I can’t speak to the truth that blondes have more fun, but on behalf of gardeners who grow blondes (gold leaf plants), we certainly have more fun when they’re around. One of our horticultural holy grails has always been a gold leaf elderberry we can actually grow. The horticultural market is dominated by northern cold climate selections of colored-leaf elderberries, which refuse to survive our hot, humid summers.
I can’t tell you how excited we were a couple of years ago to learn of a Keith Mearns discovery of a wild elderberry near Columbia, SC with beautiful golden foliage, Sambucus canadensis ‘Blonde Envy’. Although it took us a while to track one down (Keith says that less than a dozen exist in the world currently), it is now performing beautifully in a prize spot at JLBG. We’ve turned our Plant Delights propagators loose in the hope we can have enough to share in the 2023 Plant Delights spring catalog.
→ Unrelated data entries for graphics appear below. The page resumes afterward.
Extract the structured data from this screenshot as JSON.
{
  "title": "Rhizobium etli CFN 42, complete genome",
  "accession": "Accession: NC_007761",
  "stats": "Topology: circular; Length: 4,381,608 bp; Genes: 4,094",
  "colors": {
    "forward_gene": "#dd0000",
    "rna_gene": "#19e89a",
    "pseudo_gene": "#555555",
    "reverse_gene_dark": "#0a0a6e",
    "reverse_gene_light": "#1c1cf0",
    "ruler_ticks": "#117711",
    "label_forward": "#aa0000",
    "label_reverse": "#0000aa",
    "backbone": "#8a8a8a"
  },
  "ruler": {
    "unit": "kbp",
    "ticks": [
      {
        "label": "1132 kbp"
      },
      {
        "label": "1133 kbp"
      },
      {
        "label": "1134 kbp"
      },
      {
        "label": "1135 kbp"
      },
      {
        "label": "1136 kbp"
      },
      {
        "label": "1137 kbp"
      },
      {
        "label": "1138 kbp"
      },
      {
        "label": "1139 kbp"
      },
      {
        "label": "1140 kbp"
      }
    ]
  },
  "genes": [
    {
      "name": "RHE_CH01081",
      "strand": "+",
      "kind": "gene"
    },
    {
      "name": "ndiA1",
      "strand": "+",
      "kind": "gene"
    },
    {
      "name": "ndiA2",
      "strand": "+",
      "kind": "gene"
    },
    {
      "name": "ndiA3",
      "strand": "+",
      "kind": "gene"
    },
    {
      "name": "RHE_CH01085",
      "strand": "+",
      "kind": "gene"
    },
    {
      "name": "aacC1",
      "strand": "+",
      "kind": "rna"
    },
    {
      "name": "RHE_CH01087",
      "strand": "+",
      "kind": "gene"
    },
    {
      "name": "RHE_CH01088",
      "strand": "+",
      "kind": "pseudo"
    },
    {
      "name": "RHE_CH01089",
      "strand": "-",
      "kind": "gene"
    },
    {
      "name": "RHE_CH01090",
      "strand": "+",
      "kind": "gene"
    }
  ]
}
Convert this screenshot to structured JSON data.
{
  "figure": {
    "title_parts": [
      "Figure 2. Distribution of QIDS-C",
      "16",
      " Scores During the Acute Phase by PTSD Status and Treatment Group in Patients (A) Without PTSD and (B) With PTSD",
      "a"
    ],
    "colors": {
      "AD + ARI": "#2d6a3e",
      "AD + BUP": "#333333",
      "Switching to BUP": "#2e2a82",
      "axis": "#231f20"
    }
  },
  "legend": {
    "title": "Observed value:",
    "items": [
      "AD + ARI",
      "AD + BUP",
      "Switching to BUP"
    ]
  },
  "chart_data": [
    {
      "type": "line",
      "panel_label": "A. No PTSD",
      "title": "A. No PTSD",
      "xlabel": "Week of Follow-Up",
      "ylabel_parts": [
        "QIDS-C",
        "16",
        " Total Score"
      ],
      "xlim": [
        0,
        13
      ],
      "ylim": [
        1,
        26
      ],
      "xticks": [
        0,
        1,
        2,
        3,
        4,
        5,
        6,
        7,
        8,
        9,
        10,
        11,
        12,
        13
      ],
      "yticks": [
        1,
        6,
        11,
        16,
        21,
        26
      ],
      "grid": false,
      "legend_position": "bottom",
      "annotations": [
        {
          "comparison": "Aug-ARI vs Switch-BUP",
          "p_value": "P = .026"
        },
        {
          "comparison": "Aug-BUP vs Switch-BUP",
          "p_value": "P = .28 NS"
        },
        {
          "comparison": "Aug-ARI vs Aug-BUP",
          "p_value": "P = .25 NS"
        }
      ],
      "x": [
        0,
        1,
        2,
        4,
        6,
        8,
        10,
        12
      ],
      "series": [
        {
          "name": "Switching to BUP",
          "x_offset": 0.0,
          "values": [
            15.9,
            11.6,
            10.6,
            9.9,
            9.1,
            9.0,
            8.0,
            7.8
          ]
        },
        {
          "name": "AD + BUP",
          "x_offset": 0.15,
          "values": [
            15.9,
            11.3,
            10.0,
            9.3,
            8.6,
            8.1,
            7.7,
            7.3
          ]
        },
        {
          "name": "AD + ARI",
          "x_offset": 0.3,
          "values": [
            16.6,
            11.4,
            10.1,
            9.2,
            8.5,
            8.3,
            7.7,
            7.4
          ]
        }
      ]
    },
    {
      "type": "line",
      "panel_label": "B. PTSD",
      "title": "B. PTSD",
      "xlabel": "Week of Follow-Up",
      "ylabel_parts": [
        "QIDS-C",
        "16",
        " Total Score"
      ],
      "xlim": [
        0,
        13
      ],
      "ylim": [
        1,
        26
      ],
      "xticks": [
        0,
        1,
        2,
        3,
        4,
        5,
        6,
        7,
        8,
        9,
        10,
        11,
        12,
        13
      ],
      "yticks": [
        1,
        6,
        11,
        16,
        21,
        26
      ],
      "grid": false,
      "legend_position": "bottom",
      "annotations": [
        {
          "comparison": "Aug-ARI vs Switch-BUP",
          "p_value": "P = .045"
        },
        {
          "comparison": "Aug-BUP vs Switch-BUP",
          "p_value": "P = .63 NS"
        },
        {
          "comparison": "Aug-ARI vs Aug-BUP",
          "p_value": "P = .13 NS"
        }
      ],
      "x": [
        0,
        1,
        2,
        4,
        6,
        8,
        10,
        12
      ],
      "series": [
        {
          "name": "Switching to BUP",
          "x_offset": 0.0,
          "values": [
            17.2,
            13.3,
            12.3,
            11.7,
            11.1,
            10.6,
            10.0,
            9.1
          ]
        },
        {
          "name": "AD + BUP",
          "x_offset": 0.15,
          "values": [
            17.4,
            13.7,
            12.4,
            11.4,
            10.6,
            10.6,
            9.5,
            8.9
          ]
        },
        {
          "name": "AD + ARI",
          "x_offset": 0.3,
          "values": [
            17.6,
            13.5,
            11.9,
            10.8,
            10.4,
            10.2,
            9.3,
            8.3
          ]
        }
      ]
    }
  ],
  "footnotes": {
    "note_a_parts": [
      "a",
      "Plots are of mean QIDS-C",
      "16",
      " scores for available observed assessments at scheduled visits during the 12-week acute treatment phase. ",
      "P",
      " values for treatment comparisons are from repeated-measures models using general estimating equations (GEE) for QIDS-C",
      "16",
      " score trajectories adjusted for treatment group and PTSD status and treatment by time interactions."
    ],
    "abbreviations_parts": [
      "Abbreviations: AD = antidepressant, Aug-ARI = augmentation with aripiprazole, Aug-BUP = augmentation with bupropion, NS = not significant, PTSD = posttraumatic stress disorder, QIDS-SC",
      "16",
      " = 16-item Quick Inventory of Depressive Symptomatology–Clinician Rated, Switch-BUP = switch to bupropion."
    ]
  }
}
Just prior to the pandemic, we were plant collecting in UK nurseries, and made a stop at the always amazing Cotswold Garden Flowers. Founder Bob Brown’s son, Edmund, had taken up elderberry breeding, and now held the National Sambucus collection. We were able to bring back a couple of his complex hybrid introductions to trial, and to our shock, both are thriving in our summers. Here is a photo of our 2 year-old clump of Sambucus ‘Chocolate Marzipan’ in the garden. Finally, sambucus envy will be over for southern gardeners.

Tony, my blonde wife likes “Chocolate Marzipan” and I, of course, like “Blonde Envy”. Please put us on your list for two of each, if possible.